Je me demande souvent ce qu’est la maturité. Je pense qu’il n’y a pas de réponse type, je l’imagine plus comme une sorte de puzzle, de mosaïque constituée de petites choses, de petits pas en avant. Mais la définition même des pièces du puzzle, leur forme et leur couleur évolue selon l’âge. Je crois que la maturité s’éloigne ou plutôt reste distante de nous car à chaque pas en avant, un autre pas nous attend. Un peu comme un escalier dont on découvrirait à chaque marche qu’il y en a encore une autre.
Quand j’étais ado, la maturité, c’était payer ses impôts. Aujourd’hui que je les paie, ça ne compte plus et quand je les paie, je me dis que ça me console pas de me dire que ça veut dire que je suis indépendante. Mais depuis un an, à peu près, j’ai trouvé une nouvelle pièce, une nouvelle touche dans ma mosaïque de maturité : savoir dire qu’on ne sait pas. Ca peut paraître anodin mais pendant des années, j’ai eu du mal, affirmant que oui, je savais dès qu’on me posait la question, y compris quand je ne savais rien. Ce qui provoquait quelques situations inconfortables où l’on vous pose une question sur ce que vous êtes censée savoir puisque vous avez dit que “si, si, je sais”. Là, on bégaie un “heu…j’ai un trou, merde…”. Bon, hélas, ma maturité étant arrivée un peu avant mon smartphone, j’ai jamais pu répondre : “heu…j’ai un trou… attends, on va regarder sur wikipedia”.
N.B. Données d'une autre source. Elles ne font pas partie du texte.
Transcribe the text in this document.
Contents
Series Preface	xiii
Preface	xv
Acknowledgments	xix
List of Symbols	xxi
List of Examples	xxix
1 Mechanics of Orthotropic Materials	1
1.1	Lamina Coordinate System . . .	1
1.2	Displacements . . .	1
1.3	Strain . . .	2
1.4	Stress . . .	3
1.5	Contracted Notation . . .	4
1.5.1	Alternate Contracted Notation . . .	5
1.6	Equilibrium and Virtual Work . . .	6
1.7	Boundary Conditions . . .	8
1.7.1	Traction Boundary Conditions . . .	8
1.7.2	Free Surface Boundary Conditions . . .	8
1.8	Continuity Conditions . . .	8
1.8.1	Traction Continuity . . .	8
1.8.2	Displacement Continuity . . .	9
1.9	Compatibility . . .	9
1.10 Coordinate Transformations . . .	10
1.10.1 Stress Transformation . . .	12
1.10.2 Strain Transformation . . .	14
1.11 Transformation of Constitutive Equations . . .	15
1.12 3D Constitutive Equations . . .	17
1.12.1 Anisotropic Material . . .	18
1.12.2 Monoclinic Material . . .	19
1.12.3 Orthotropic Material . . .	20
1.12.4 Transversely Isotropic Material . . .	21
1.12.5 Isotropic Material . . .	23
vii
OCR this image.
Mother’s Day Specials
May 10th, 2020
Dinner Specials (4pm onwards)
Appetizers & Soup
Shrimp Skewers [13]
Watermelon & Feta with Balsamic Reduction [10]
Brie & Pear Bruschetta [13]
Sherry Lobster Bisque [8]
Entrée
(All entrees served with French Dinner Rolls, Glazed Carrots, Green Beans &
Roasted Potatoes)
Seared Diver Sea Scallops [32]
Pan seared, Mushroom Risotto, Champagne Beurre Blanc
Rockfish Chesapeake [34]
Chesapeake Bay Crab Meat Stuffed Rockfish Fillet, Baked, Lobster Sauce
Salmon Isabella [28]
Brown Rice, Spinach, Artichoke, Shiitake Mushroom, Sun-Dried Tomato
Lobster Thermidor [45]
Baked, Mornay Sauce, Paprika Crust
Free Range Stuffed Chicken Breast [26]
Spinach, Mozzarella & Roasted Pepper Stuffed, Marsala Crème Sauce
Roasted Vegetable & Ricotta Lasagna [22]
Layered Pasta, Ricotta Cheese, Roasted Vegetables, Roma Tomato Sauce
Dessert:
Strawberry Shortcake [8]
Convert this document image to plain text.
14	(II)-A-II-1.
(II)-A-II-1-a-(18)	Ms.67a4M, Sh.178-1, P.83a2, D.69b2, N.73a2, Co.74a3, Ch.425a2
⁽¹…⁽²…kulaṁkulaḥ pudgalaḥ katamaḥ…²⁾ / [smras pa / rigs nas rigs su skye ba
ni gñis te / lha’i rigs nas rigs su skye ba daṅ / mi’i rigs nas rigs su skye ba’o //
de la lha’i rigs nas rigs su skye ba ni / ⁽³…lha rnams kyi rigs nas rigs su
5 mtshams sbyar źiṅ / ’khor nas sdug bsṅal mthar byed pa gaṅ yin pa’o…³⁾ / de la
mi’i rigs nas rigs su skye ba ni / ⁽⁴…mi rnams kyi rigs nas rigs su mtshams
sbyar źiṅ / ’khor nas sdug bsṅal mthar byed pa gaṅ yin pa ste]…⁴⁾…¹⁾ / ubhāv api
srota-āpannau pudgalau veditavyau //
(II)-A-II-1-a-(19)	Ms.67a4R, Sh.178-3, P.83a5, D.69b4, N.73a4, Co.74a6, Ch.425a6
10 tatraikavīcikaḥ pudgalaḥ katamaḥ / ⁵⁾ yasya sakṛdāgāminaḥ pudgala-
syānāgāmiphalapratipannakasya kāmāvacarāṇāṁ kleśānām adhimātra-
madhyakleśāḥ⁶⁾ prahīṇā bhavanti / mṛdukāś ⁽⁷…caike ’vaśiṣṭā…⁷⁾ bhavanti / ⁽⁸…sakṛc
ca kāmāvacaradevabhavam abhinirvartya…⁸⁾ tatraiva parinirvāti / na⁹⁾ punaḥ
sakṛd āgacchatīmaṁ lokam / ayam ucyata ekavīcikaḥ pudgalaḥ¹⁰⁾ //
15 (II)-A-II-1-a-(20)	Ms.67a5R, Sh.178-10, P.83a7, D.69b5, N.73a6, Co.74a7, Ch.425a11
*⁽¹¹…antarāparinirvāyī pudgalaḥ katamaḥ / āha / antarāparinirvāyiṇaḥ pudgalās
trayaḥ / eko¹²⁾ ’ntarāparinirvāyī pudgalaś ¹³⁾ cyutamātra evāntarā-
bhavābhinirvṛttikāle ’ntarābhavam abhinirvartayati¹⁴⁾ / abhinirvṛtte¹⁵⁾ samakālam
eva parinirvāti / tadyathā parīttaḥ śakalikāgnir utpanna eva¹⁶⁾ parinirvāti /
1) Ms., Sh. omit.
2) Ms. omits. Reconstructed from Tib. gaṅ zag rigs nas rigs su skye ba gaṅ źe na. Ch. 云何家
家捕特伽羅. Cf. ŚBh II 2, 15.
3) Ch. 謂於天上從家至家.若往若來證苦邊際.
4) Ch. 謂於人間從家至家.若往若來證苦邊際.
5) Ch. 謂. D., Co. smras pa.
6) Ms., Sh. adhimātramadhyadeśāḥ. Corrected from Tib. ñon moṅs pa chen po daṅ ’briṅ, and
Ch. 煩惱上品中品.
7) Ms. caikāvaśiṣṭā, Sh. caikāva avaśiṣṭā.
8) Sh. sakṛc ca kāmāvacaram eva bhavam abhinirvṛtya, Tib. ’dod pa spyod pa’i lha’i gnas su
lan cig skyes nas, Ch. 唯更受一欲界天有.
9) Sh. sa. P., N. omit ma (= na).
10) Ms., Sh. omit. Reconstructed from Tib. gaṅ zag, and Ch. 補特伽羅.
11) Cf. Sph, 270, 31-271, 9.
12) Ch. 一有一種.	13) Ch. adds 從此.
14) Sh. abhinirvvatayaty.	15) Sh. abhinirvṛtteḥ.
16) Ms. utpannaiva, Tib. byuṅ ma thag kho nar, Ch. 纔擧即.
Non, je ne sais pas tout. DIEU MERCI. N’ayant que 31 ans, je me ferais chier durant le reste de ma vie. J’aime apprendre, j’aime qu’on m’initie à de nouvelles choses, qu’on me fasse découvrir de nouvelles données, que ce soit une “révélation” ou juste un détail, une anecdote, un petit quelque chose. Quand j’étais avec l’Amoureux (qui devient désormais l’Ex, il est temps d’écrire officiellement cet état de fait et puis si je continue à l’appeler l’Amoureux, on va plus comprendre si je suis avec quelqu’un ou non), nous avions des univers assez différents. Vous savez, le couple le scientifique et la littéraire. On avait des points communs mais des passions aussi différentes, ce qui nous permettait de partager et j’aimais bien. Je me
souviens d’un épisode précis où il m’expliquait la réaction de Maillard et ça m’a mise en joie parce que j’apprenais un truc. Il y a quelques temps (temps que je ne mesure pas), j’aurais dit que, oui, je savais ce qu’était la réaction de Maillard, “bien sûr!”. Parce que ne pas savoir fut pour moi une honte pendant longtemps, une faille dans le système, un accroc dans mon image de fille intelligente et cultivée. Ce qui créait le sentiment paradoxal d’une imposture. J’ai toujours eu un certain complexe par rapport à ma culture, j’ai toujours eu l’impression de ne rien savoir mais de donner l’illusion de.
Aujourd’hui, je suis bien plus mesurée. J’ai une culture. Je vais me passionner sur un sujet et me renseigner le plus possible dessus. Je vais avoir mes marottes, des Chevaliers de la table ronde à l’univers AB en passant par Moravia et Barjavel, les histoires de terrorisme et d’indépendantisme, une fascination pour les passionarias et les romans d’anticipation… A côté de ça, je n’y connais strictement rien à la culture et à l’histoire espagnole, je n’ai découvert que récemment la loi de Boyle-Mariotte alors qu’elle est essentielle en plongée (j’en connaissais cependant le mécanisme), je suis une merde totale en peinture contemporaine, je ne suis pas sûre de comprendre les règles du golf (mais ça, j’avoue que ça m’intéresse pas trop), je suis une bille totale en botanique et je ne connais que quelques races de chien. Et je ne sais pas reconnaître la plupart des marques de voiture. Et encore, je ne parle que ce qui me vient à l’esprit, imaginez tout ce que je ne sais pas, tout ce dont je ne soupçonne même pas l’existence.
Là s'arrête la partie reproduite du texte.